# Fat river bream



## jcoss15 (Oct 11, 2010)

Me and my dad hit the river this morning looking for bream. It was up and muddy but we found some big bream in the back of a flooded slough... Good times with the pops and the ultralights...caught them on bottom with earthworms, not much action with crickets.


----------



## jcoss15 (Oct 11, 2010)

Good fight...


----------



## Try'n Hard (Oct 23, 2008)

Bull Bluegill! Meaty backstraps Great Pic!
Thanks!!


----------



## Bodupp (Oct 3, 2007)

Titty bream! Were they peeing on you?

Glad you and your Dad had some fun.:yes:


----------



## simpleman (Oct 20, 2007)

thoughs are some nice fat ones. And some time with the old man don't hurt ether.


----------



## jcoss15 (Oct 11, 2010)

Bodupp said:


> Titty bream! Were they peeing on you?
> 
> Glad you and your Dad had some fun.:yes:


My boat was covered in bream pee...


----------



## Jason (Oct 2, 2007)

Very nice!!! I caught some about half that size at open pond this AM and 1 bass about 1.5 lbs.....

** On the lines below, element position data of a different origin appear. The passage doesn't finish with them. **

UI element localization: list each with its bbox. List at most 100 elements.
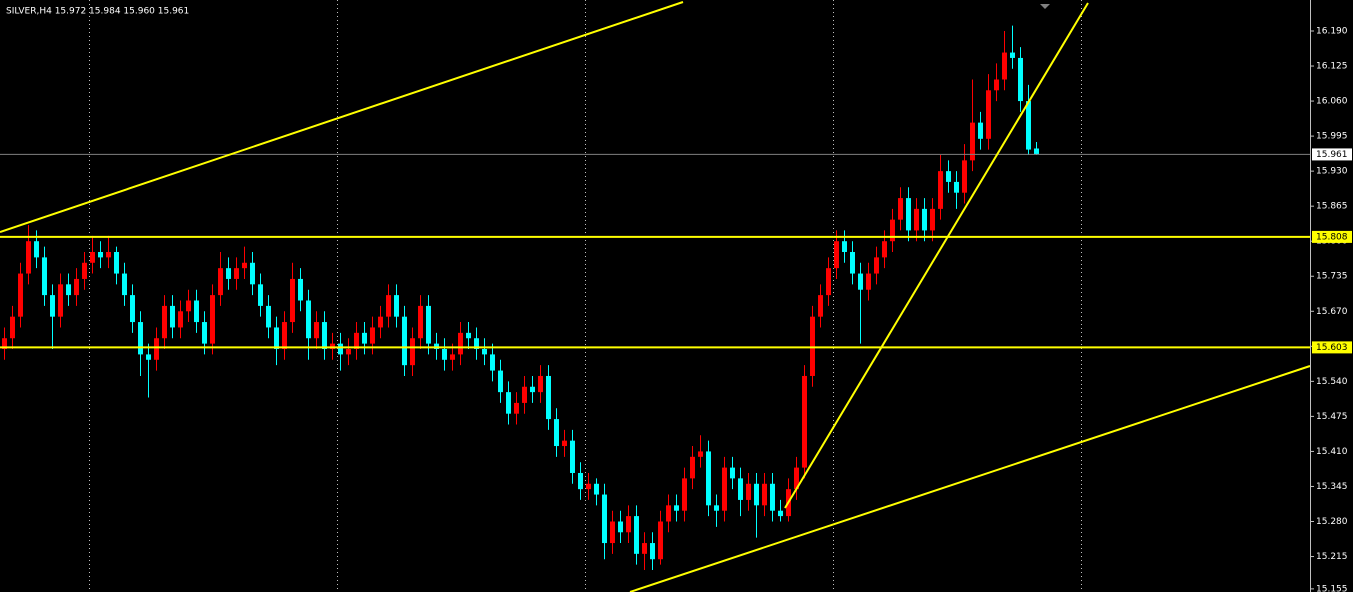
candle-body <box>474 338 479 350</box>
candle-body <box>730 467 735 479</box>
candle-body <box>506 392 511 414</box>
candle-body <box>162 305 167 339</box>
candle-body <box>682 478 687 511</box>
candle-body <box>458 332 463 355</box>
candle-body <box>218 268 223 296</box>
candle-body <box>482 349 487 355</box>
candle-body <box>562 440 567 447</box>
candle-body <box>642 543 647 554</box>
candle-body <box>442 349 447 360</box>
candle-body <box>130 295 135 323</box>
candle-body <box>50 295 55 317</box>
candle-body <box>138 322 143 355</box>
y-tick-label: 15.410 <box>1316 447 1348 457</box>
candle-body <box>634 516 639 554</box>
candle-body <box>690 456 695 479</box>
marker <box>1040 4 1050 9</box>
candle-body <box>370 327 375 344</box>
candle-body <box>994 79 999 91</box>
candle-body <box>970 122 975 161</box>
candle-body <box>546 375 551 420</box>
candle-body <box>42 257 47 296</box>
candle-body <box>834 241 839 269</box>
candle-body <box>250 262 255 285</box>
candle-body <box>850 251 855 274</box>
candle-body <box>466 332 471 339</box>
y-tick-label: 15.475 <box>1316 412 1348 422</box>
candle-body <box>802 375 807 468</box>
candle-body <box>706 451 711 506</box>
candle-body <box>1018 57 1023 102</box>
candle-body <box>898 198 903 220</box>
candle-body <box>810 316 815 376</box>
candle-body <box>394 295 399 317</box>
y-tick-label: 15.930 <box>1316 167 1348 177</box>
candle-body <box>842 241 847 252</box>
y-tick-label: 15.215 <box>1316 552 1348 562</box>
candle-body <box>210 295 215 344</box>
candle-body <box>26 241 31 274</box>
candle-body <box>722 467 727 511</box>
candle-body <box>658 521 663 560</box>
trend-line <box>784 2 1089 509</box>
candle-body <box>978 122 983 139</box>
candle-body <box>2 338 7 350</box>
candle-body <box>274 327 279 350</box>
candle-body <box>882 241 887 258</box>
candle-body <box>498 370 503 393</box>
candle-body <box>1010 52 1015 58</box>
candle-body <box>962 160 967 193</box>
y-tick-label: 15.865 <box>1316 202 1348 212</box>
candle-body <box>778 510 783 517</box>
candle-body <box>578 472 583 490</box>
candle-body <box>514 402 519 414</box>
candle-body <box>626 516 631 533</box>
candle-body <box>594 483 599 495</box>
candle-body <box>330 343 335 350</box>
candle-body <box>338 343 343 355</box>
candle-body <box>538 375 543 393</box>
candle-body <box>914 208 919 231</box>
candle-body <box>298 278 303 301</box>
trend-line <box>629 365 1311 592</box>
candle-body <box>714 505 719 511</box>
candle-body <box>226 268 231 279</box>
candle-body <box>306 300 311 339</box>
candle-body <box>746 483 751 500</box>
plot-area <box>0 25 1310 571</box>
candle-body <box>954 181 959 193</box>
candle-body <box>170 305 175 328</box>
candle-body <box>754 483 759 506</box>
candle-body <box>378 316 383 328</box>
candle-body <box>346 349 351 355</box>
price-axis-labels: 16.190 16.125 16.060 15.995 15.930 15.865 15.8… <box>1310 26 1352 592</box>
candle-body <box>874 257 879 274</box>
candle-body <box>154 338 159 360</box>
candle-body <box>90 251 95 263</box>
candle-body <box>266 305 271 328</box>
candle-body <box>178 311 183 328</box>
y-tick-label: 15.995 <box>1316 132 1348 142</box>
candle-body <box>938 171 943 209</box>
y-tick-label: 16.060 <box>1316 97 1348 107</box>
candle-body <box>666 505 671 522</box>
y-tick-label: 16.125 <box>1316 62 1348 72</box>
candle-body <box>650 543 655 560</box>
level-label-bg <box>1312 341 1352 354</box>
candle-body <box>738 478 743 500</box>
candle-body <box>602 494 607 544</box>
candle-body <box>762 483 767 506</box>
candle-body <box>10 316 15 339</box>
candle-body <box>770 483 775 511</box>
candle-body <box>362 332 367 344</box>
vertical-grid <box>89 0 1082 592</box>
candle-body <box>58 284 63 317</box>
candle-body <box>818 295 823 317</box>
bid-label-bg <box>1312 148 1352 161</box>
candle-body <box>946 171 951 182</box>
candle-body <box>522 386 527 403</box>
candle-body <box>674 505 679 511</box>
trend-line <box>0 1 684 233</box>
candle-body <box>290 278 295 323</box>
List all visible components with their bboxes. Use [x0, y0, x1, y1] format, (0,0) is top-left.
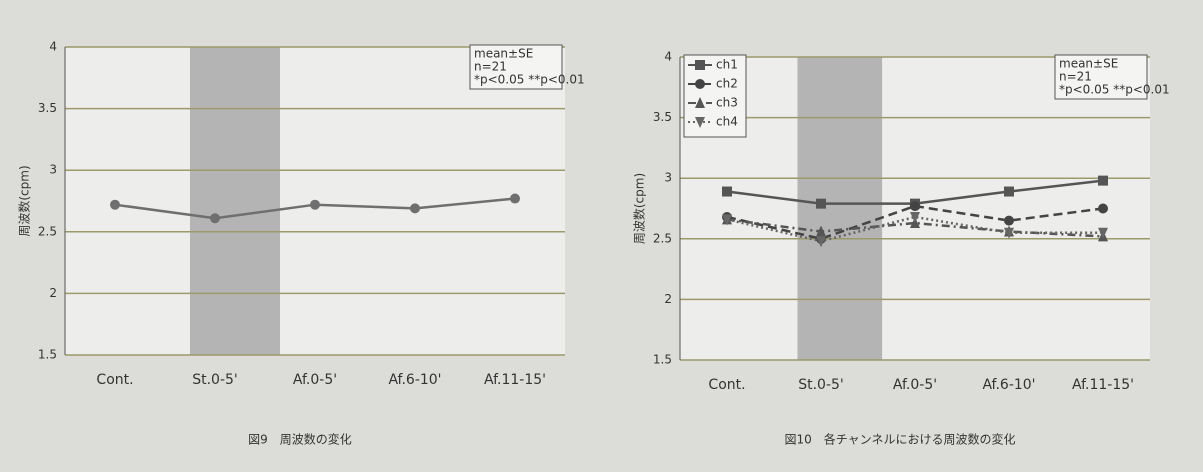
annotation: mean±SE — [474, 47, 533, 61]
annotation: n=21 — [1059, 70, 1092, 84]
x-tick-label: St.0-5' — [798, 377, 844, 393]
y-axis-label: 周波数(cpm) — [632, 173, 647, 244]
marker — [110, 199, 120, 210]
annotation: *p<0.05 **p<0.01 — [474, 73, 585, 87]
annotation-box — [1054, 54, 1148, 100]
legend-label: ch3 — [716, 96, 738, 110]
annotation: n=21 — [474, 60, 507, 74]
y-tick-label: 2 — [49, 286, 57, 300]
highlight-band — [797, 57, 883, 360]
x-tick-label: Cont. — [96, 372, 133, 388]
marker — [695, 60, 705, 70]
y-axis-label: 周波数(cpm) — [17, 165, 32, 236]
y-tick-label: 2.5 — [38, 224, 57, 238]
x-tick-label: Af.6-10' — [388, 372, 441, 388]
marker — [816, 225, 826, 237]
legend-label: ch2 — [716, 77, 738, 91]
y-tick-label: 3.5 — [38, 101, 57, 115]
x-tick-label: St.0-5' — [192, 372, 238, 388]
x-tick-label: Af.0-5' — [293, 372, 337, 388]
marker — [816, 236, 826, 248]
marker — [910, 201, 920, 212]
chart-title: 図9 周波数の変化 — [248, 432, 352, 447]
marker — [695, 79, 705, 89]
x-tick-label: Af.11-15' — [1072, 377, 1134, 393]
marker — [695, 97, 705, 108]
annotation-box — [469, 44, 563, 90]
x-tick-label: Cont. — [708, 377, 745, 393]
x-tick-label: Af.0-5' — [893, 377, 937, 393]
legend-label: ch1 — [716, 58, 738, 72]
y-tick-label: 1.5 — [38, 348, 57, 362]
legend-label: ch4 — [716, 115, 738, 129]
y-tick-label: 2 — [664, 292, 672, 306]
marker — [1004, 227, 1014, 239]
marker — [1004, 186, 1014, 197]
highlight-band — [190, 47, 280, 355]
legend-box — [683, 54, 747, 138]
marker — [1098, 203, 1108, 214]
marker — [310, 199, 320, 210]
marker — [1098, 175, 1108, 186]
annotation: *p<0.05 **p<0.01 — [1059, 83, 1170, 97]
series-line — [726, 215, 1103, 243]
annotation: mean±SE — [1059, 57, 1118, 71]
marker — [816, 198, 826, 209]
marker — [1098, 227, 1108, 239]
x-tick-label: Af.6-10' — [982, 377, 1035, 393]
marker — [510, 193, 520, 204]
marker — [910, 211, 920, 223]
marker — [1004, 215, 1014, 226]
x-tick-label: Af.11-15' — [484, 372, 546, 388]
marker — [722, 186, 732, 197]
marker — [210, 213, 220, 224]
marker — [410, 203, 420, 214]
y-tick-label: 3 — [49, 163, 57, 177]
chart-title: 図10 各チャンネルにおける周波数の変化 — [785, 432, 1016, 447]
marker — [722, 214, 732, 226]
y-tick-label: 3 — [664, 171, 672, 185]
y-tick-label: 2.5 — [653, 231, 672, 245]
y-tick-label: 3.5 — [653, 110, 672, 124]
y-tick-label: 4 — [664, 50, 672, 64]
marker — [695, 117, 705, 128]
y-tick-label: 4 — [49, 40, 57, 54]
y-tick-label: 1.5 — [653, 353, 672, 367]
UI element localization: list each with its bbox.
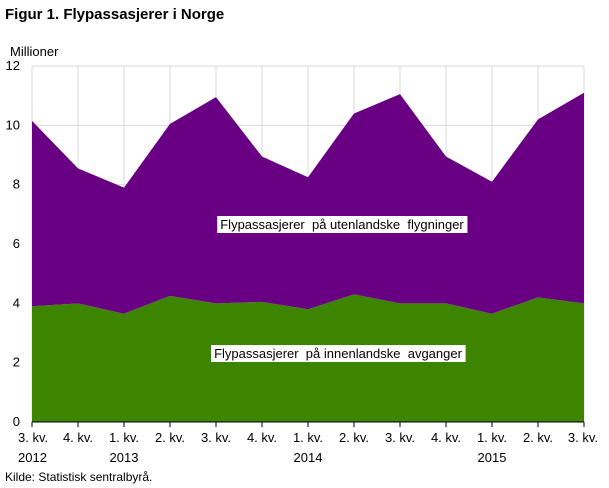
x-tick-label: 1. kv. bbox=[109, 430, 139, 445]
series-label-box bbox=[217, 216, 468, 233]
axes: 0 2 4 6 8 10 12 3. kv. 2012 4. kv. 1. kv. 2013 2. kv… bbox=[6, 58, 598, 465]
y-tick-label: 6 bbox=[13, 236, 20, 251]
y-tick-label: 0 bbox=[13, 414, 20, 429]
x-tick-label: 4. kv. bbox=[247, 430, 277, 445]
x-tick-label: 2. kv. bbox=[523, 430, 553, 445]
x-year-label: 2015 bbox=[478, 450, 507, 465]
x-tick-label: 1. kv. bbox=[477, 430, 507, 445]
x-tick-label: 2. kv. bbox=[339, 430, 369, 445]
y-tick-label: 12 bbox=[6, 58, 20, 73]
y-tick-label: 2 bbox=[13, 355, 20, 370]
x-year-label: 2012 bbox=[18, 450, 47, 465]
chart-title: Figur 1. Flypassasjerer i Norge bbox=[5, 6, 225, 23]
series-labels: Flypassasjerer på innenlandske avganger F… bbox=[211, 216, 468, 362]
x-tick-label: 1. kv. bbox=[293, 430, 323, 445]
x-tick-label: 4. kv. bbox=[63, 430, 93, 445]
y-tick-label: 10 bbox=[6, 117, 20, 132]
x-year-label: 2014 bbox=[294, 450, 323, 465]
series-label-text: Flypassasjerer på utenlandske flygninger bbox=[220, 217, 464, 232]
series-label-box bbox=[211, 345, 466, 362]
series-label-text: Flypassasjerer på innenlandske avganger bbox=[214, 346, 463, 361]
y-tick-label: 4 bbox=[13, 295, 20, 310]
series-label-1: Flypassasjerer på innenlandske avganger bbox=[211, 345, 466, 362]
y-tick-label: 8 bbox=[13, 177, 20, 192]
source-note: Kilde: Statistisk sentralbyrå. bbox=[5, 470, 153, 484]
y-axis-unit-label: Millioner bbox=[10, 44, 59, 59]
x-tick-label: 3. kv. bbox=[18, 430, 48, 445]
x-tick-label: 2. kv. bbox=[155, 430, 185, 445]
x-tick-label: 3. kv. bbox=[201, 430, 231, 445]
x-tick-label: 4. kv. bbox=[431, 430, 461, 445]
x-tick-label: 3. kv. bbox=[385, 430, 415, 445]
x-tick-label: 3. kv. bbox=[568, 430, 598, 445]
series-label-2: Flypassasjerer på utenlandske flygninger bbox=[217, 216, 468, 233]
x-year-label: 2013 bbox=[110, 450, 139, 465]
area-series-2 bbox=[32, 92, 584, 314]
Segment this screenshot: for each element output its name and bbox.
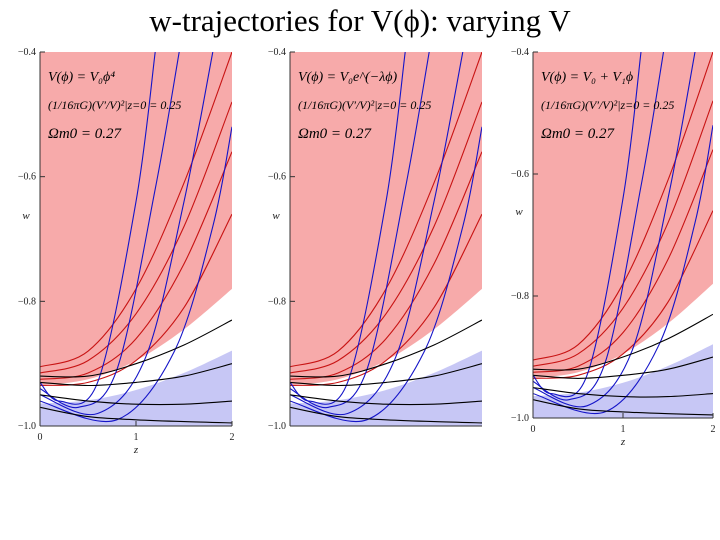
curve-red	[533, 210, 713, 379]
curve-blue	[290, 52, 464, 416]
curve-black	[533, 399, 713, 416]
lower-band-region	[40, 350, 232, 426]
normalization-formula: (1/16πG)(V′/V)²|z=0 = 0.25	[298, 98, 431, 112]
curve-black	[290, 394, 482, 406]
omega-value: Ωm0 = 0.27	[48, 126, 123, 142]
x-tick-label: 1	[134, 432, 139, 443]
curve-red	[290, 213, 482, 387]
potential-formula: V(ϕ) = V₀e^(−λϕ)	[298, 70, 398, 85]
curve-black	[290, 406, 482, 424]
allowed-region	[40, 52, 232, 386]
x-tick-label: 2	[230, 432, 235, 443]
curve-red	[40, 101, 232, 374]
chart-panel-left: −1.0 −0.8 −0.6 −0.4 0 1 2 w z V(ϕ) = V₀ϕ⁴ (1/16πG)…	[0, 40, 245, 480]
curve-blue	[40, 52, 214, 416]
curve-blue	[533, 52, 665, 401]
omega-value: Ωm0 = 0.27	[298, 126, 373, 142]
y-tick-label: −0.6	[18, 172, 36, 183]
y-tick-label: −0.6	[268, 172, 286, 183]
y-tick-label: −0.8	[268, 296, 286, 307]
lower-band-region	[533, 344, 713, 418]
curve-black	[533, 386, 713, 398]
curve-black	[290, 363, 482, 387]
y-axis-label: w	[515, 206, 523, 218]
curve-red	[40, 213, 232, 387]
curve-blue	[533, 52, 696, 408]
x-tick-label: 2	[711, 424, 716, 435]
y-tick-label: −0.8	[18, 296, 36, 307]
chart-panel-middle: −1.0 −0.8 −0.6 −0.4 w V(ϕ) = V₀e^(−λϕ) (1/16πG…	[250, 40, 495, 480]
y-tick-label: −1.0	[18, 421, 36, 432]
curve-black	[533, 313, 713, 371]
curve-red	[40, 52, 232, 368]
slide-title: w-trajectories for V(ϕ): varying V	[149, 3, 571, 38]
y-axis-label: w	[272, 210, 280, 222]
y-tick-label: −0.4	[268, 47, 286, 58]
y-tick-label: −0.4	[511, 47, 529, 58]
curve-red	[533, 100, 713, 367]
curve-red	[40, 151, 232, 380]
curve-black	[40, 319, 232, 378]
y-tick-label: −0.8	[511, 291, 529, 302]
curve-red	[290, 52, 482, 368]
x-tick-label: 0	[38, 432, 43, 443]
curve-black	[40, 406, 232, 424]
y-tick-label: −1.0	[511, 413, 529, 424]
curve-blue	[533, 125, 713, 415]
x-tick-label: 1	[621, 424, 626, 435]
y-tick-label: −0.6	[511, 169, 529, 180]
normalization-formula: (1/16πG)(V′/V)²|z=0 = 0.25	[48, 98, 181, 112]
curve-red	[290, 151, 482, 380]
curve-black	[290, 319, 482, 378]
y-axis-label: w	[22, 210, 30, 222]
chart-panel-right: −1.0 −0.8 −0.6 −0.4 0 1 2 w z V(ϕ) = V₀ + V₁ϕ (1/1…	[495, 40, 720, 480]
y-tick-label: −1.0	[268, 421, 286, 432]
curve-black	[40, 363, 232, 387]
curve-red	[533, 149, 713, 373]
curve-blue	[40, 126, 232, 422]
allowed-region	[290, 52, 482, 386]
x-axis-label: z	[133, 444, 139, 456]
potential-formula: V(ϕ) = V₀ + V₁ϕ	[541, 70, 633, 85]
potential-formula: V(ϕ) = V₀ϕ⁴	[48, 70, 115, 85]
normalization-formula: (1/16πG)(V′/V)²|z=0 = 0.25	[541, 98, 674, 112]
y-tick-label: −0.4	[18, 47, 36, 58]
curve-black	[40, 394, 232, 406]
x-tick-label: 0	[531, 424, 536, 435]
curve-blue	[40, 52, 180, 409]
curve-blue	[290, 52, 430, 409]
curve-black	[533, 356, 713, 379]
allowed-region	[533, 52, 713, 379]
curve-red	[533, 52, 713, 361]
curve-blue	[290, 126, 482, 422]
omega-value: Ωm0 = 0.27	[541, 126, 616, 142]
lower-band-region	[290, 350, 482, 426]
curve-red	[290, 101, 482, 374]
x-axis-label: z	[620, 436, 626, 448]
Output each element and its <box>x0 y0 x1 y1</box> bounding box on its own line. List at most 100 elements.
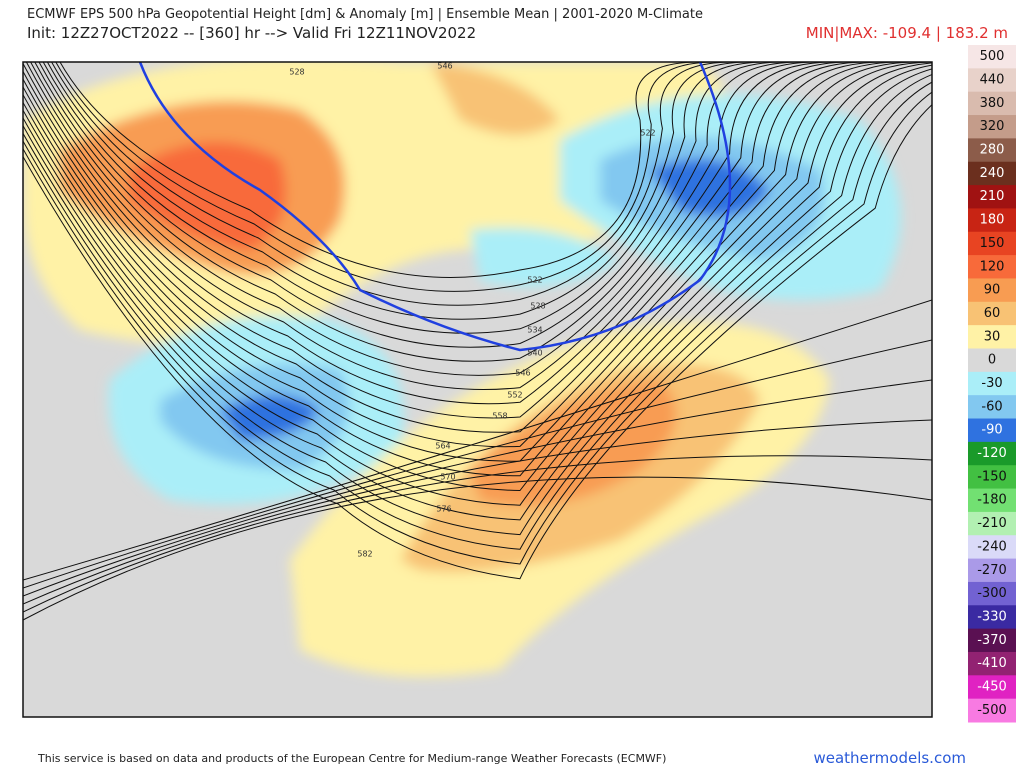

Now we headed out to try some BW bay!


----------



## GROUPERKING (Sep 28, 2011)

Very nice bream man ! :thumbup:


----------



## barefoot (Nov 3, 2011)

Big bream, love those little guys fried nice n crispy.


----------



## cody&ryand (Oct 3, 2007)

Very nice would love a plate full of whole fried bream one of the few fish I can say I really like


----------



## dhunter (Apr 2, 2013)

*Bream+*

DCoss....Those are some Beaut's....and great being able to be with your Dad.
Sure miss mine and the times we had in the boat. Anyway...just curious ..
are ya'll on Escambia. . . . and how deep were they. neil


----------



## jcoss15 (Oct 11, 2010)

My dad fried them up this evening and they were awesome.... we eneded up keeping 15 total with 12 being slabs like the ones in the pics. We were on yellow and we caught the big ones bottom fishing in deep water probably 10-12'.


----------